In the FORM tag, you'll first notice that we generate the URL server-side. Always use the Url.Action helpers to generate a URL based on a controller and action! This allows you to change the routes of your pages without worrying about updating all your views:

@Url.Action("Convert")

You will also notice in the FORM tag the HTML5 data attributes, which ties into the Unobtrusive jQuery Ajax plugin, arguably making the markup easier to understand and reduces repetative JavaScript.

The other HTML helpers like DropDownFor and TextBoxFor ensure that the markup generated will properly post the data back to MVC in a way that it will properly bind with the View Model that made the page in the first place. They will also generate the appropriate data attributes used with the Unobtrusive jQuery Validation plugin, again, which reducuces the JavaScript required.

@Html.DropDownListFor(m => m.SourceCurrency, Model.AvailableCurrencies)

Global.asax.cs

This file has functions that are called for the lifecycle of the application. The most common is Application_Start() where things like cache mechanisms might be setup.

In a default MVC configuration, you will see the routes being built here, but again we are instead using a route attribute plugin instead.

You will also notice App_Start/AttributeRoutingConfig.cs and App_Start/NinjectWebCommon.cs are not referenced here, even though both of those files are run at startup. That is because they are using WebActivator to inject themselves into the website lifecycle.

Web.config

Think of this file as IIS's equivalent to Apache's .htaccess. It contains all the configuration settings for the application.

We use the custom setting we setup in Services/CurrencyServiceSettings.cs here:

<configSections>
    <section name="CurrencyServiceSettings" type="CurrencyConversion.Services.CurrencyServiceSettings, CurrencyConversion" />
</configSections>
<CurrencyServiceSettings key="YOUR_API_KEY_HERE" />

You will want to sign up for Open Exchange Rates and put your API key there.

You'll notice there are also a debug and release versions. This allows you to have different values for attributes based on the current build configuration.

CurrencyConversion.Tests

Unit tests are held in a separate project. We utalize NUnit for the testing framework and Rhino Mocks for object mocking.

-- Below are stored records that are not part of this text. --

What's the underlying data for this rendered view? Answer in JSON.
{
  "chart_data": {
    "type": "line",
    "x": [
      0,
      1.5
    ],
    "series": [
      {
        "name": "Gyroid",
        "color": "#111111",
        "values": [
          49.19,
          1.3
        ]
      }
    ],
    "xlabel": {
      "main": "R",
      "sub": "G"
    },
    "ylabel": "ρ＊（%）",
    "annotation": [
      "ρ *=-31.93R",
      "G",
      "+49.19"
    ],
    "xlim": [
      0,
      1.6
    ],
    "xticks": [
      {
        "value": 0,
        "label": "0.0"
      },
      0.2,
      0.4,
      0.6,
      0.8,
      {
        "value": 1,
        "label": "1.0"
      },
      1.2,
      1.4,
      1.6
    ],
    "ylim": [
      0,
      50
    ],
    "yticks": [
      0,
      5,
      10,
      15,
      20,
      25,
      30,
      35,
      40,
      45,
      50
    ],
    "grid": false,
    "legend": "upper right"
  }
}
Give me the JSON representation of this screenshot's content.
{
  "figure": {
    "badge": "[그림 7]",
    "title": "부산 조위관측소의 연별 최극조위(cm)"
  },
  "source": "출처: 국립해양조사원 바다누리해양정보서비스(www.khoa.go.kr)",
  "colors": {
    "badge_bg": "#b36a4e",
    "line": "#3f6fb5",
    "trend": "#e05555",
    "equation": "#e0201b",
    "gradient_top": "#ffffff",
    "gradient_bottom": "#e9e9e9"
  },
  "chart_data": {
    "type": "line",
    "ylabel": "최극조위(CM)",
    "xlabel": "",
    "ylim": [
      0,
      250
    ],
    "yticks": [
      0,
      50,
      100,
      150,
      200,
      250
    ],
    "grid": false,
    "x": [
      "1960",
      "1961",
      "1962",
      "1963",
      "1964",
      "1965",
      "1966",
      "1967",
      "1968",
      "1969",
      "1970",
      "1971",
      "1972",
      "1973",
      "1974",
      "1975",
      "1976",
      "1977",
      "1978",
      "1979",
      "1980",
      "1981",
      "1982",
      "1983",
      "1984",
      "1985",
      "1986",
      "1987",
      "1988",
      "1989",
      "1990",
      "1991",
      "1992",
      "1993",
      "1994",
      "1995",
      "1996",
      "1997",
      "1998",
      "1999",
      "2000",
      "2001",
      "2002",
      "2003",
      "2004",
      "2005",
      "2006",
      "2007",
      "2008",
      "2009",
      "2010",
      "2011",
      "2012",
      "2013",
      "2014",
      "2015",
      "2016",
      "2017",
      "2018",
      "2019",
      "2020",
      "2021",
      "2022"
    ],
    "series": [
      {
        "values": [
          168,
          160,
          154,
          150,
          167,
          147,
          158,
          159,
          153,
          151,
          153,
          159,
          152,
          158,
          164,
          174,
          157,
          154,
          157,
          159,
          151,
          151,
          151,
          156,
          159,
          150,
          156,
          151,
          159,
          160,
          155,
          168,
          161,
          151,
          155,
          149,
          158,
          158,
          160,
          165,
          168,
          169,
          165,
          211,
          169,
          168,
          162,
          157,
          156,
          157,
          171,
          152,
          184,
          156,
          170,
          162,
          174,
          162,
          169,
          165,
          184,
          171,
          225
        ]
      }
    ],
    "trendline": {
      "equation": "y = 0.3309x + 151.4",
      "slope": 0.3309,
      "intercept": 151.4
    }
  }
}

CurrencyConversion.Tests/Services/CurrencyServiceTest.cs

This file includes an example of mocking with Rhino Mocks to test parts of a class. There are three types of mocking available:

  • StrictMock - Only methods explicitly recorded are valid
  • DyanmicMock - Methods not setup return null or void
  • PartialMock - Non-mocked functions will fall back to the original

In the case of GetCurrencies_Should_Parse_Object_As_Dictionary(), we want to test GetCurrencies in the CurrencyService class while mocking out GetJsonFromWebService in the CurrencyService class. Therefore, we create a PartialMock.

After setting up our mocks, we want to 'play' them by calling

mocks.ReplayAll()

Next, we make our assertions, and verify they all passed using

mocks.VerifyAll()

You can also test that exceptions are thrown, as demonstrated in GetExchangeRate_Error_Should_Throw_Proper_Exception()

CurrencyConversionTests/Controllers/CurrencyControllerTest.cs

This demonstrates stubbing. Stubbing is where you're not partially testing a class, but rather testing one class that depends on another. In our case, we just want to test the CurrencyController, so we pass in a stub CurrencyService to ensure we aren't hitting any of it's logic, and pre-setup to return the values that we want and can expect.